‘Off!’: the pension meeting where the chair was heckled and officers admitted misleading pensioners

The new Conservative chair ejected a heckler and insisted on surveying 44,000 members.
Pension Committee chair dismisses a member of the public when interrupted.
Off!: The moment the pensions committee chair confronts a member of the public.

Wandsworth Council admitted last night that a survey it planned to send to 44,000 pension scheme members contained misleading questions.

The questions as drafted implied workers’ retirement income was at risk from ethical investment. It isn’t. The meeting that followed was, at times, bad-tempered.

The row is about Gaza. For two years, Wandsworth’s council and school workers have pushed the council to sell off the fund’s holdings in companies linked to Israel’s military operations in Palestinian territory. Last night’s meeting was the first since May’s elections handed control of the committee to the Conservatives.

The new chair, Cllr Hampton, insisted that all 44,000 pension members must be surveyed before any decision is taken. That requirement stands even though the fund’s own independent financial advisers had just told the meeting there is no significant financial risk from divestment. The meeting, at points, was not easy to control. When one person in the public gallery shouted that people were dying and that their money matters, Hampton waved her hand and shouted “Off!” The gallery was vocal throughout.

Paul Giuliotti, the council’s Director of Financial Services, conceded in public that the survey questions had been written in a way that implied workers’ pensions could be cut if the fund divested. In a defined benefit scheme like Wandsworth’s, that is not how it works. Members’ payouts are fixed. The investment returns do not affect what pensioners receive.

Richard Huie, speaking for Unison, made the point directly to the committee: “Members are being misled that they will lose out. They won’t lose out because they’re guaranteed the returns on their pension scheme.”

Union rep at Wandsworth Council pensions committee.
Union reps at the pensions committee have called for an ethical divestment for several years.
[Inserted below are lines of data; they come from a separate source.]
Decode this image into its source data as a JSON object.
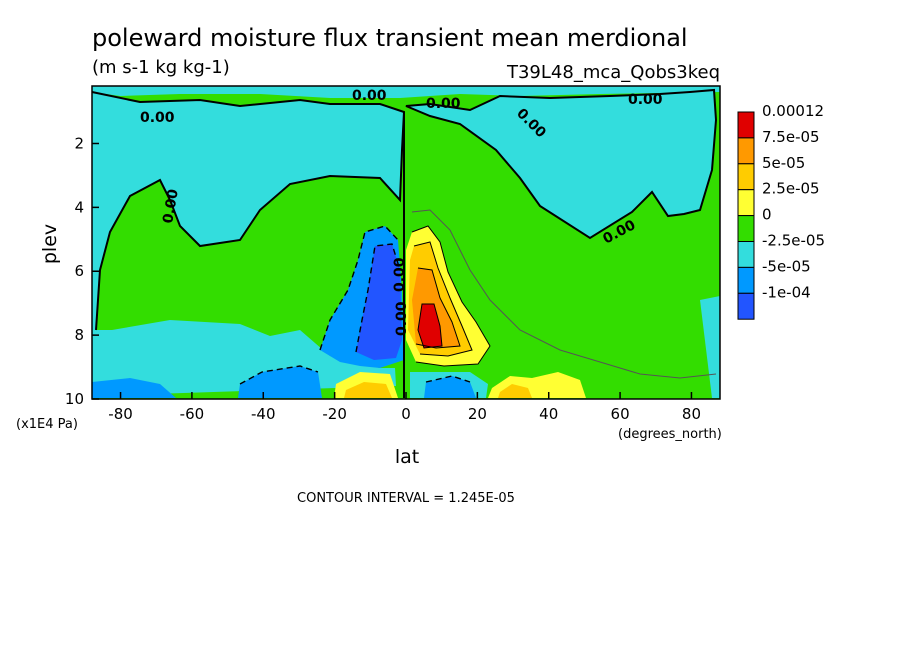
{
  "chart_data": {
    "type": "heatmap",
    "title": "poleward moisture flux transient mean merdional",
    "units": "(m s-1 kg kg-1)",
    "run_label": "T39L48_mca_Qobs3keq",
    "xlabel": "lat",
    "x_units": "(degrees_north)",
    "ylabel": "plev",
    "y_units": "(x1E4 Pa)",
    "xlim": [
      -88,
      88
    ],
    "ylim": [
      0.2,
      10
    ],
    "y_inverted": true,
    "x_ticks": [
      -80,
      -60,
      -40,
      -20,
      0,
      20,
      40,
      60,
      80
    ],
    "y_ticks": [
      2,
      4,
      6,
      8,
      10
    ],
    "contour_interval_text": "CONTOUR INTERVAL = 1.245E-05",
    "contour_labels": [
      "0.00",
      "0.00",
      "0.00",
      "0.00",
      "0.00",
      "0.00",
      "0.00",
      "0.00",
      "0.00"
    ],
    "levels": [
      {
        "label": "0.00012",
        "color": "#e00000"
      },
      {
        "label": "7.5e-05",
        "color": "#ff9900"
      },
      {
        "label": "5e-05",
        "color": "#ffcc00"
      },
      {
        "label": "2.5e-05",
        "color": "#ffff33"
      },
      {
        "label": "0",
        "color": "#33dd00"
      },
      {
        "label": "-2.5e-05",
        "color": "#33dddd"
      },
      {
        "label": "-5e-05",
        "color": "#0099ff"
      },
      {
        "label": "-1e-04",
        "color": "#2255ff"
      }
    ],
    "grid": false,
    "legend_position": "right"
  }
}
Giuliotti’s own assessment of the survey he had spent the meeting defending: “Hand on heart, the survey’s not brilliant.”

We reported on 31 May that the survey contained misleading wording, including a government minister’s letter used without its qualifying sentence and a selective reading of legal opinion. Last night officers confirmed that reporting on the record.

The money argument has been answered

The unions have been back before the committee four times in two years arguing for the divestment. Each time, officers have pointed to financial risk as the reason the council cannot simply sell the relevant holdings.

Last night that argument went away. The committee heard from Mercer, the fund’s independent financial advisers, that their analysis had found no significant harm to the fund from any of the divestment options available. Councillor Judi Gasser, a committee member, put it plainly: “This Mercer’s report has just changed everything actually. So it does look as though it isn’t a financial worry for us, which is very, very good news.”

That matters because the misleading framing in the survey was built around financial risk. With Mercer’s finding now public, the survey’s central premise has collapsed.

‘That simply has never happened’

The sharpest exchange of the night came when Giuliotti told the committee that the council had never actually committed to divesting at all.

“At no point has this Committee firmly committed to a disinvestment policy,” he said. “That simply has never happened.”

Paul Giuliotti, the council's Director of Financial Services
Director of Financial Services Paul Giuliotti faces tough questions at Pensions Committee.

Councillor Aydin Dikerdem, who was repeatedly asked by the chair to stop interrupting, then read aloud from a resolution the same committee passed unanimously in December 2025. It committed the committee to drawing up a plan to sell off any direct holdings in companies identified by the United Nations as linked to Israel’s occupation of Palestinian territory, with timetables and progress reports.

Both statements are on the public record. They cannot both be true.

What changes now

The recommendations were carried, though not without opposition. A small working group will rewrite the survey wording: Giuliotti, committee chair Cllr Hampton, deputy chair Cllr Serra, and Cllr Gasser. The revised wording comes back to the full committee in September for a vote.

The minister’s letter we identified in May will be removed from the survey entirely.

Councillor Angela Ireland, who sits on the committee, said the existing questions had created a false picture: “There are far too many questions which seem to indicate that going for a responsible investment strategy constitutes a risk to the value of the fund. Whereas from the Mercer report that we’ve already seen, it’s very clear that there’s very minimal or negligible risk.”

Officers lost unilateral control of the survey wording last night. But the survey itself remains the chair’s condition for any decision. Whether that changes depends on September.

What pension scheme members can do

Wandsworth’s pension scheme covers council and school workers across the borough. The revised survey wording will come before the Joint Pensions Committee in September. The meeting is open to the public at democracy.wandsworth.gov.uk.

The committee papers, including the Mercer analysis, are public documents. You can request them from Democratic Services at daniel.kuszel@richmondandwandsworth.gov.uk.

Putney.news has covered the Wandsworth pension fund and the council’s response to calls for divestment across a series of stories since March 2026. Last week we reported that the fund lost seven times more than the market in a single quarter.